Réagissant au thème de la journée internationale du 8 mars 2017 portant sur l’exclusion sociale, Hostencia Filipe Sizalande ne mâche pas ses mots : « Il faut plutôt beaucoup plus d’actions concrètes sur le terrain car une chose est de parler pour plaire côté politique, une autre est de mettre ce que l’on dit en œuvre».
Un seul « mangeur d’âme » à Sakoula
Kagnimbou Guigmdé, 80 ans, est arrivé il y’a quelques semaines. Il est le seul « mangeur d’âme » dans ce centre, les 4 autres hommes étant des malades mentaux. C’est après un décès que les habitants du village ont effectué des rites. A l’issue de cela, il a été désigné comme étant celui qui a mangé l’âme du défunt. Ainsi, il a été contraint de quitter manu militari le village. Il aurait même été poursuivi par les habitants pour l’assassiner. Il doit sa survie à un pasteur qui l’aurait hébergé pour la nuit. C’est d’ailleurs ce dernier qui l’a envoyé au centre il y’a de cela 3 semaines.

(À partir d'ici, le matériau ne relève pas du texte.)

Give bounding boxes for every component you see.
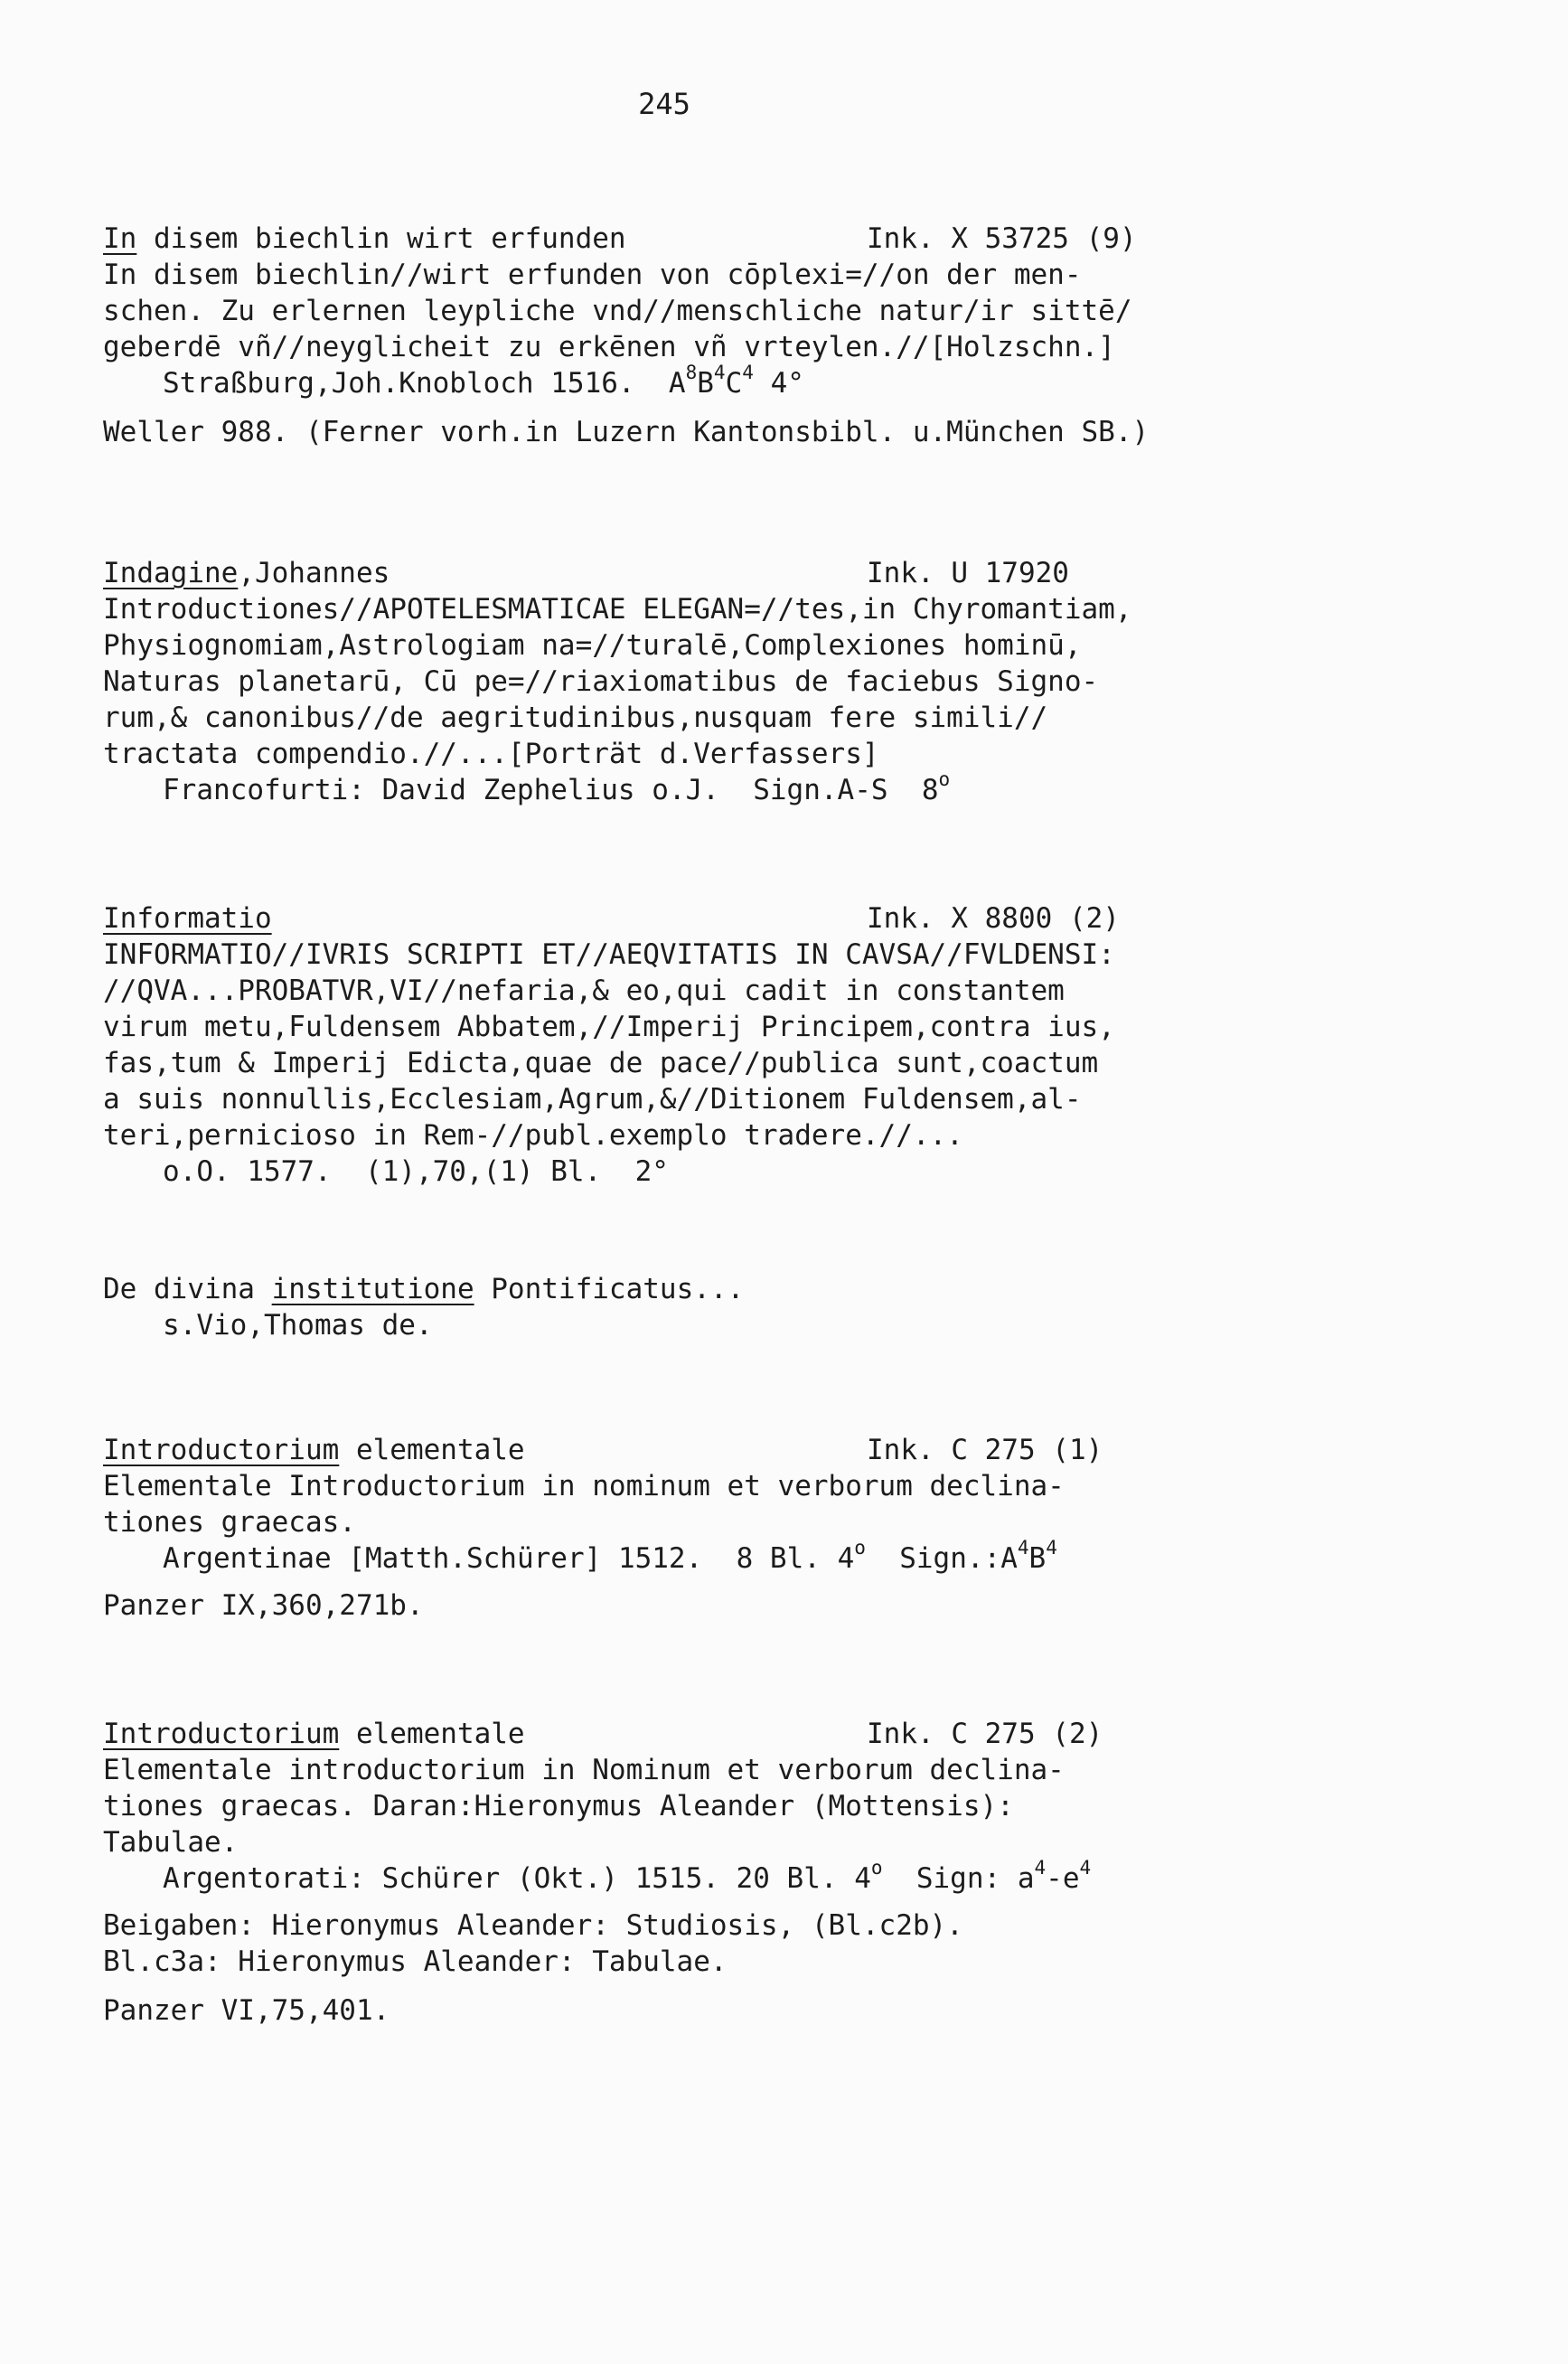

Son seul désir est de pouvoir retourner dans sa famille. « J’ai en charge 3 femmes et 8 enfants de bas âge, pour moi, c’est une grande honte de me retrouver dans ce centre sans raison. Je ne pourrais jamais vivre ailleurs qu’auprès des miens », a-t-il relevé.
Selon le vieux Kagnimbou, il est temps que le gouvernement fasse quelque chose afin que l’exclusion sociale cesse définitivement au Burkina Faso.
Aujourd’hui, le centre Delwindé de Sakoula accueille environs 226 femmes accusées de sorcellerie. Par coup de chance, quelques-unes arrivent à réintégrer leur famille pendant que d’autres n’y pensent même plus, au vue des menaces.